Re: Test coverage of Spark

Posted by Mark Hamstra <ma...@clearstorydata.com>.
There is also spark-perf <https://github.com/amplab/spark-perf>.


On Sat, Oct 12, 2013 at 2:22 PM, Christopher Nguyen <ct...@adatao.com> wrote:

> Roman, an area I think would (a) have high impact, and (b) is relatively
> not well covered is performance analysis. I'm sure most teams are doing
> this internally at their respective companies, but there is no shared code
> base and shared wisdom about what we're finding/improving.
>
> For example, consider the task of loading a table from disk into memory by
> Shark. We're getting conflicting data about how much of this is cpu-bound
> vs I/O-bound. Our effort to track this down should be sharable somehow, and
> would benefit from others' findings. Of course this is dependent on the
> particular configuration, but there is a lot of test harness code/scripts
> that can be shared. And individual findings, even if/especially if they are
> conflicting, are very valuable if well documented.
>
> There is a Benchmark effort covered here
> https://amplab.cs.berkeley.edu/benchmark/, but it addresses a slightly
> different goal. You could consider this Perf-Analysis as part of that, or
> as its own effort.
>
> This may be more than you were looking to own, but given your stated
> enthusiasm :) I want to throw the idea out there.
>
> --
> Christopher T. Nguyen
> Co-founder & CEO, Adatao <http://adatao.com>
> linkedin.com/in/ctnguyen
>
>
>
> On Sat, Oct 12, 2013 at 1:48 PM, Роман Ткаленко <tkalenkoroman@gmail.com
> >wrote:
>
> > Hello.
> > I'm trying to dive into Spark's sources on a deeper-than-mere-glance
> level
> > and I find beginning with writing unit tests a good way to do it.
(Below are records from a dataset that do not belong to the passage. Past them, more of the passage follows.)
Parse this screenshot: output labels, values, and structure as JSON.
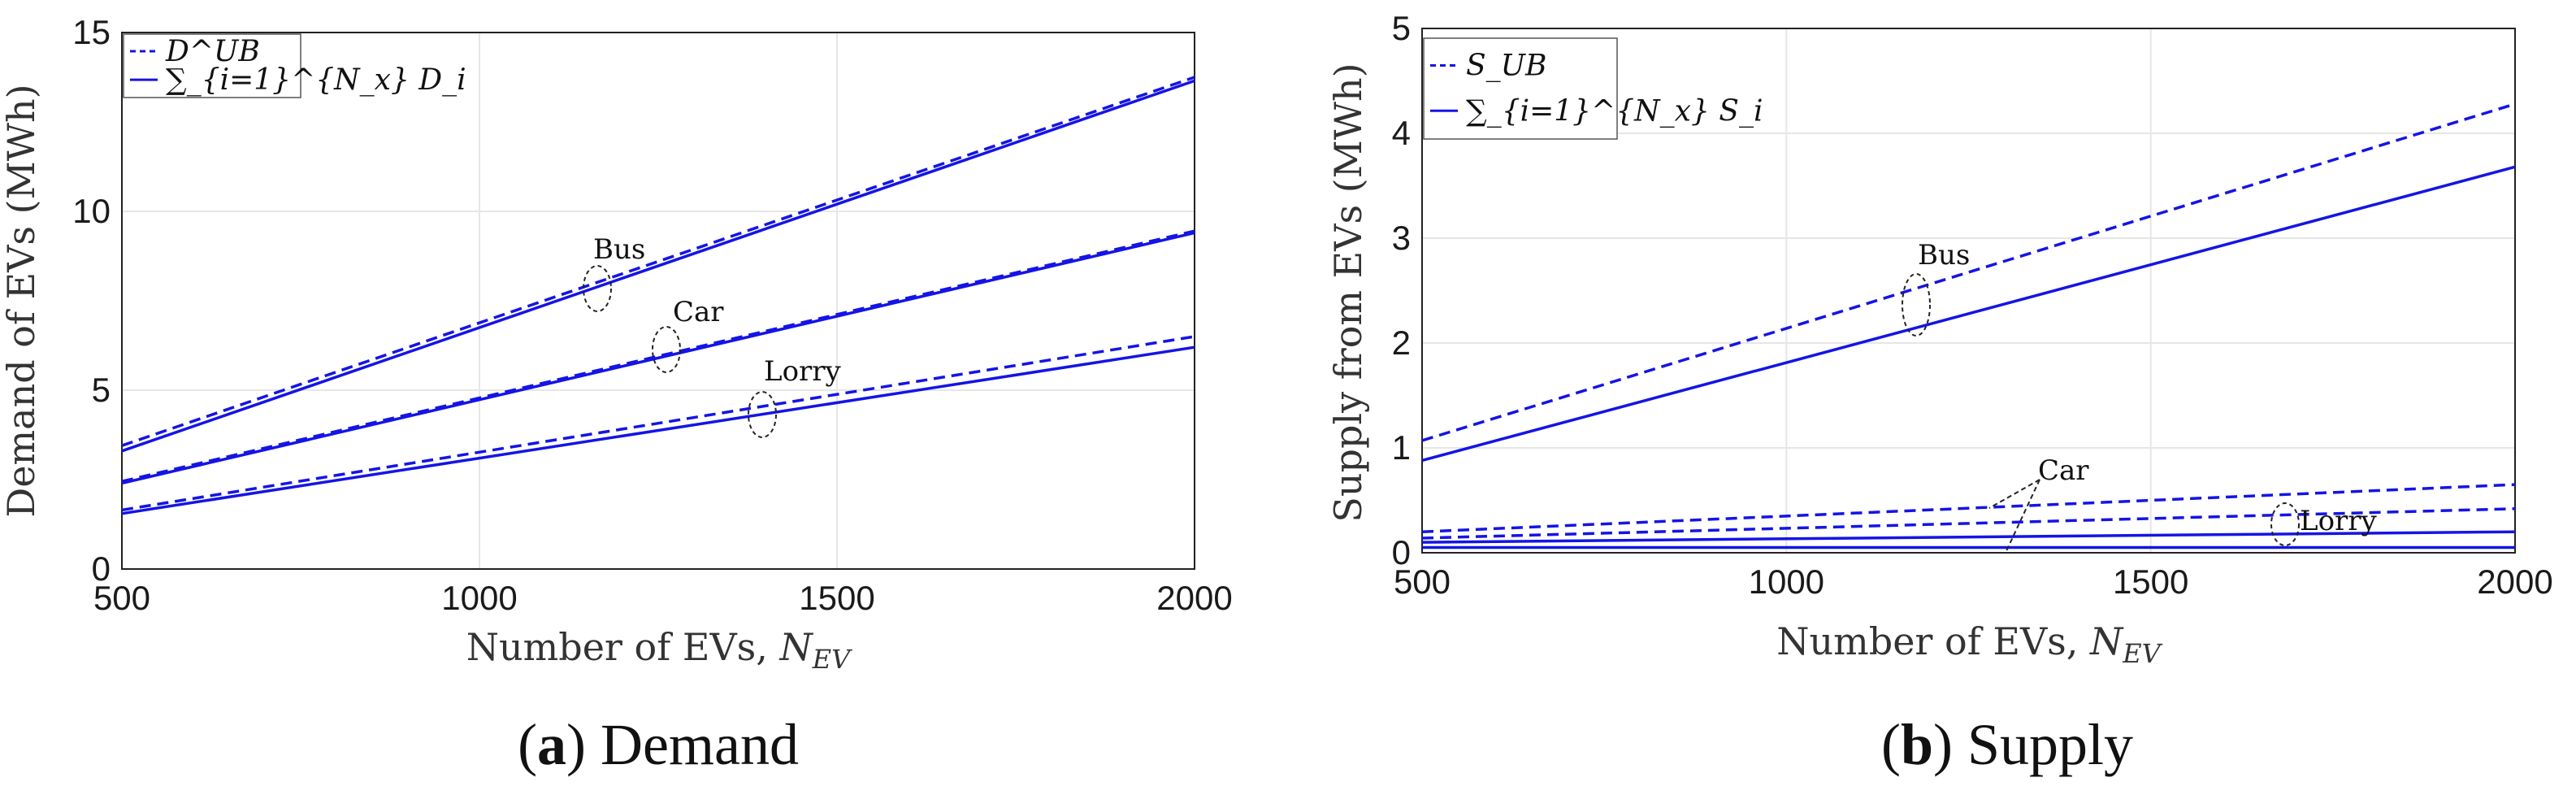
{
  "chart_data": [
    {
      "panel": "a",
      "type": "line",
      "caption_letter": "a",
      "caption_text": "Demand",
      "ylabel": "Demand of EVs (MWh)",
      "xlabel": "Number of EVs, N_EV",
      "xlim": [
        500,
        2000
      ],
      "ylim": [
        0,
        15
      ],
      "xticks": [
        "500",
        "1000",
        "1500",
        "2000"
      ],
      "yticks": [
        "0",
        "5",
        "10",
        "15"
      ],
      "grid": true,
      "legend_placement": "top-left",
      "legend": [
        {
          "label": "D^UB",
          "style": "dashed"
        },
        {
          "label": "∑_{i=1}^{N_x} D_i",
          "style": "solid"
        }
      ],
      "series": [
        {
          "group": "Bus",
          "style": "dashed",
          "x": [
            500,
            2000
          ],
          "y": [
            3.45,
            13.75
          ]
        },
        {
          "group": "Bus",
          "style": "solid",
          "x": [
            500,
            2000
          ],
          "y": [
            3.3,
            13.65
          ]
        },
        {
          "group": "Car",
          "style": "dashed",
          "x": [
            500,
            2000
          ],
          "y": [
            2.45,
            9.45
          ]
        },
        {
          "group": "Car",
          "style": "solid",
          "x": [
            500,
            2000
          ],
          "y": [
            2.4,
            9.4
          ]
        },
        {
          "group": "Lorry",
          "style": "dashed",
          "x": [
            500,
            2000
          ],
          "y": [
            1.65,
            6.5
          ]
        },
        {
          "group": "Lorry",
          "style": "solid",
          "x": [
            500,
            2000
          ],
          "y": [
            1.55,
            6.2
          ]
        }
      ],
      "annotations": [
        {
          "text": "Bus",
          "x": 1170,
          "y": 7.8
        },
        {
          "text": "Car",
          "x": 1270,
          "y": 6.0
        },
        {
          "text": "Lorry",
          "x": 1405,
          "y": 4.3
        }
      ],
      "color": "#1414e6"
    },
    {
      "panel": "b",
      "type": "line",
      "caption_letter": "b",
      "caption_text": "Supply",
      "ylabel": "Supply from EVs (MWh)",
      "xlabel": "Number of EVs, N_EV",
      "xlim": [
        500,
        2000
      ],
      "ylim": [
        0,
        5
      ],
      "xticks": [
        "500",
        "1000",
        "1500",
        "2000"
      ],
      "yticks": [
        "0",
        "1",
        "2",
        "3",
        "4",
        "5"
      ],
      "grid": true,
      "legend_placement": "top-left",
      "legend": [
        {
          "label": "S_UB",
          "style": "dashed"
        },
        {
          "label": "∑_{i=1}^{N_x} S_i",
          "style": "solid"
        }
      ],
      "series": [
        {
          "group": "Bus",
          "style": "dashed",
          "x": [
            500,
            2000
          ],
          "y": [
            1.07,
            4.28
          ]
        },
        {
          "group": "Bus",
          "style": "solid",
          "x": [
            500,
            2000
          ],
          "y": [
            0.88,
            3.68
          ]
        },
        {
          "group": "Car",
          "style": "dashed",
          "x": [
            500,
            2000
          ],
          "y": [
            0.2,
            0.65
          ]
        },
        {
          "group": "Car",
          "style": "solid",
          "x": [
            500,
            2000
          ],
          "y": [
            0.05,
            0.05
          ]
        },
        {
          "group": "Lorry",
          "style": "dashed",
          "x": [
            500,
            2000
          ],
          "y": [
            0.14,
            0.42
          ]
        },
        {
          "group": "Lorry",
          "style": "solid",
          "x": [
            500,
            2000
          ],
          "y": [
            0.1,
            0.2
          ]
        }
      ],
      "annotations": [
        {
          "text": "Bus",
          "x": 1165,
          "y": 2.35
        },
        {
          "text": "Car",
          "x": 1290,
          "y": 0.28
        },
        {
          "text": "Lorry",
          "x": 1690,
          "y": 0.28
        }
      ],
      "color": "#1414e6"
    }
  ]
}
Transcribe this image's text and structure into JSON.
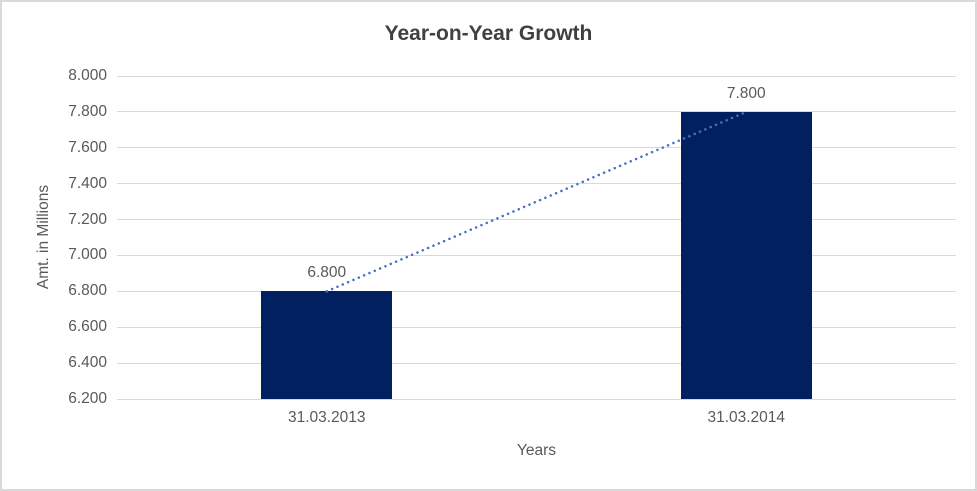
{
  "chart_data": {
    "type": "bar",
    "title": "Year-on-Year Growth",
    "xlabel": "Years",
    "ylabel": "Amt. in Millions",
    "categories": [
      "31.03.2013",
      "31.03.2014"
    ],
    "values": [
      6.8,
      7.8
    ],
    "data_labels": [
      "6.800",
      "7.800"
    ],
    "ylim": [
      6.2,
      8.0
    ],
    "ytick_step": 0.2,
    "yticks": [
      "8.000",
      "7.800",
      "7.600",
      "7.400",
      "7.200",
      "7.000",
      "6.800",
      "6.600",
      "6.400",
      "6.200"
    ],
    "grid": true,
    "legend": "none",
    "trendline": true,
    "colors": {
      "bar": "#002060",
      "trendline": "#4472c4",
      "gridline": "#d9d9d9",
      "title_text": "#404040",
      "axis_text": "#595959",
      "border": "#d9d9d9",
      "background": "#ffffff"
    }
  }
}
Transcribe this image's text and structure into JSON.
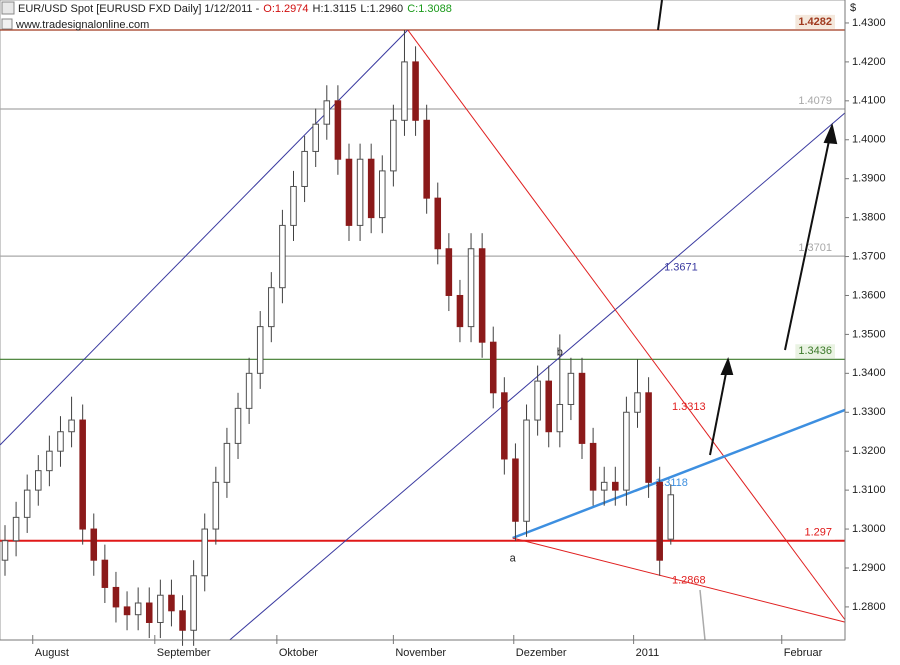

So,
> > basically, I'm wondering if there are points to which I could
> specifically
> > apply my enthusiasm, i. e. are there some un- or not enough covered parts
> > for which I could write some tests?
> > I'm wondering as well about the state of Apache-hosted JIRA for Spark - I
> > currently can't see any entry in there. Should I look for them in Github
> > mirror or still in the antecedent JIRA instance on
> > http://spark-project.atlassian.net/?
> > Regards,
> > Roman.
> >
>

Re: Test coverage of Spark

Posted by Christopher Nguyen <ct...@adatao.com>.
Roman, an area I think would (a) have high impact, and (b) is relatively
not well covered is performance analysis. I'm sure most teams are doing
this internally at their respective companies, but there is no shared code
base and shared wisdom about what we're finding/improving.

For example, consider the task of loading a table from disk into memory by
Shark. We're getting conflicting data about how much of this is cpu-bound
vs I/O-bound. Our effort to track this down should be sharable somehow, and
would benefit from others' findings. Of course this is dependent on the
particular configuration, but there is a lot of test harness code/scripts
that can be shared. And individual findings, even if/especially if they are
conflicting, are very valuable if well documented.

There is a Benchmark effort covered here
https://amplab.cs.berkeley.edu/benchmark/, but it addresses a slightly
different goal. You could consider this Perf-Analysis as part of that, or
as its own effort.

This may be more than you were looking to own, but given your stated
enthusiasm :) I want to throw the idea out there.

--
Christopher T. Nguyen
Co-founder & CEO, Adatao <http://adatao.com>
linkedin.com/in/ctnguyen



On Sat, Oct 12, 2013 at 1:48 PM, Роман Ткаленко <tk...@gmail.com>wrote:

> Hello.
> I'm trying to dive into Spark's sources on a deeper-than-mere-glance level
> and I find beginning with writing unit tests a good way to do it. So,
> basically, I'm wondering if there are points to which I could specifically
> apply my enthusiasm, i. e. are there some un- or not enough covered parts
> for which I could write some tests?
> I'm wondering as well about the state of Apache-hosted JIRA for Spark - I
> currently can't see any entry in there. Should I look for them in Github
> mirror or still in the antecedent JIRA instance on
> http://spark-project.atlassian.net/?
> Regards,
> Roman.
>